A decisão foi tomada após a realização de uma audiência judicial, no dia 2 de dezembro, que tratou sobre os impactos na água do rio Teles Pires causados por uma das hidrelétricas que operam na região, a usina de Teles Pires (UHE Teles Pires). Pela primeira vez os indígenas foram ouvidos por um juiz federal sobre como estão vivendo e as dificuldades que estão sofrendo desde quando os empreendimentos foram instalados na região.
“A partir dos depoimentos das testemunhas colhidos em audiência, a despeito da instalação de 9 (nove) Sistemas Simplificados de Abastecimento de água, é possível consignar que tais medidas não foram suficientes para assegurar, à população indígena local, a qualidade da água e seu abastecimento permanente, haja vista que se observa que tais métodos necessitam de rotineira manutenção, além da disponibilização de combustível para o seu funcionamento, razão pela qual, à luz dos subsídios encartados ao feito, denota-se que a União, por intermédio de seus DSEIs, não vem cumprindo com a sua missão de fazer funcionar adequadamente referidos sistemas de abastecimento de água potável. Prova disso são os relatos das testemunhas inquiridas em audiência”, destaca o juiz Ciro de Andrade em trecho de sua decisão.
Além do depoimento dos indígenas, o juiz levou em consideração o laudo da perícia judicial, que afirma que as águas do rio Teles Pires e seus afluentes “não se enquadram nos padrões mínimos estabelecidos para consumo humano sem prévio tratamento”.
O procurador da República, titular do Ofício de Populações Indígenas e Comunidades Tradicionais em Mato Grosso, Ricardo Pael Ardenghi, ressaltou que a decisão é algo a se comemorar, pois é uma liminar para que seja fornecida água potável aos indígenas que estão passando por dificuldades devido a construção das hidrelétricas no Rio Teles Pires. Destacou como os Juízes Federais estão cada vez mais sensíveis a essas questões e compreendendo a dimensão dos impactos caudados pelos empreendimentos.

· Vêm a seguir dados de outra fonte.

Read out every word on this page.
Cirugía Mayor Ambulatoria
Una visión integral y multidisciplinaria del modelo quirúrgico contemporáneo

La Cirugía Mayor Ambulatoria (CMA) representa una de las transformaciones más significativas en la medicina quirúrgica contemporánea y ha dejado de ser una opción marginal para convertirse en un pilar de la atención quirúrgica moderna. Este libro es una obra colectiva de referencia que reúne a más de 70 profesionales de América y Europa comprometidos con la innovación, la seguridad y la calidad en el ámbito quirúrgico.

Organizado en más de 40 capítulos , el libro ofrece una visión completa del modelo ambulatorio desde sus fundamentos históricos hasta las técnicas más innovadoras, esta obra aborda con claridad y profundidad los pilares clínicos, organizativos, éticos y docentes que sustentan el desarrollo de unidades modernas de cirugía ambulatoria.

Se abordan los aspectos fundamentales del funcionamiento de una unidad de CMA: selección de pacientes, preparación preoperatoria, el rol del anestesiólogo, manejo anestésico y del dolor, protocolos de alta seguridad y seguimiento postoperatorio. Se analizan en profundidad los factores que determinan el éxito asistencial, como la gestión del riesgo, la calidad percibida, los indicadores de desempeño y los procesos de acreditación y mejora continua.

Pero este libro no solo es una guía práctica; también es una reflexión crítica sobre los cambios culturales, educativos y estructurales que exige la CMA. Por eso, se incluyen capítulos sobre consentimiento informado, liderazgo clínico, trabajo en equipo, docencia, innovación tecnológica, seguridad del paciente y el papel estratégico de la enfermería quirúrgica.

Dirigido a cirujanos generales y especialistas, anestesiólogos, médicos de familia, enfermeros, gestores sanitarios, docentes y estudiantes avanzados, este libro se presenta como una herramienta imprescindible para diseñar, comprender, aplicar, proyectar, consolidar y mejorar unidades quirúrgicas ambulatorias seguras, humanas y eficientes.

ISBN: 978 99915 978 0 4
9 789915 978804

Por outro lado, manifestou preocupação com o que chamou de “privatização dos lucros e socialização dos prejuízos” no enfrentamento desses impactos socioambientais causados pelos empreendimentos hidrelétricos.
Pael lembrou que o problema da falta de água potável é causado por empreendimentos hidrelétricos, que sequer fornecem energia para os próprios indígenas afetados, que dependem de geradores abastecidos por óleo diesel, que eles mesmos têm que comprar, para tirar a água do poço. “E agora, quem terá que abastecê-los de água potável é a União, por meio da Sesai. Então, a hidrelétrica vai lucrar com o empreendimento, vai causar dano aos indígenas, mas quem vai arcar com o prejuízo é a população de uma forma geral, por meio da União. A decisão vem em muito boa hora, mas não se pode isentar a empresa da responsabilidade pelos danos causados”, concluiu.
Impactos – Há mais de uma década as comunidades denunciam as mudanças negativas no rio, que afetam a segurança alimentar e a cultura dos povos indígenas. Além da hidrelétrica de Teles Pires, outras três grandes usinas operam ao longo do rio. A UHE Sinop, UHE São Manoel e UHE Colíder passaram a operar simultaneamente com a UHE Teles Pires, a partir de 2019, ampliando ainda mais os impactos na região.
O Teles Pires é o rio mais impactado por grandes hidrelétricas na Amazônia. O agravamento dos efeitos negativos causados pelas quatro usinas que operam simultaneamente no rio é sentido de forma mais intensa pelas comunidades indígenas que vivem às margens do Teles Pires, que é um dos formadores da Bacia do Tapajós.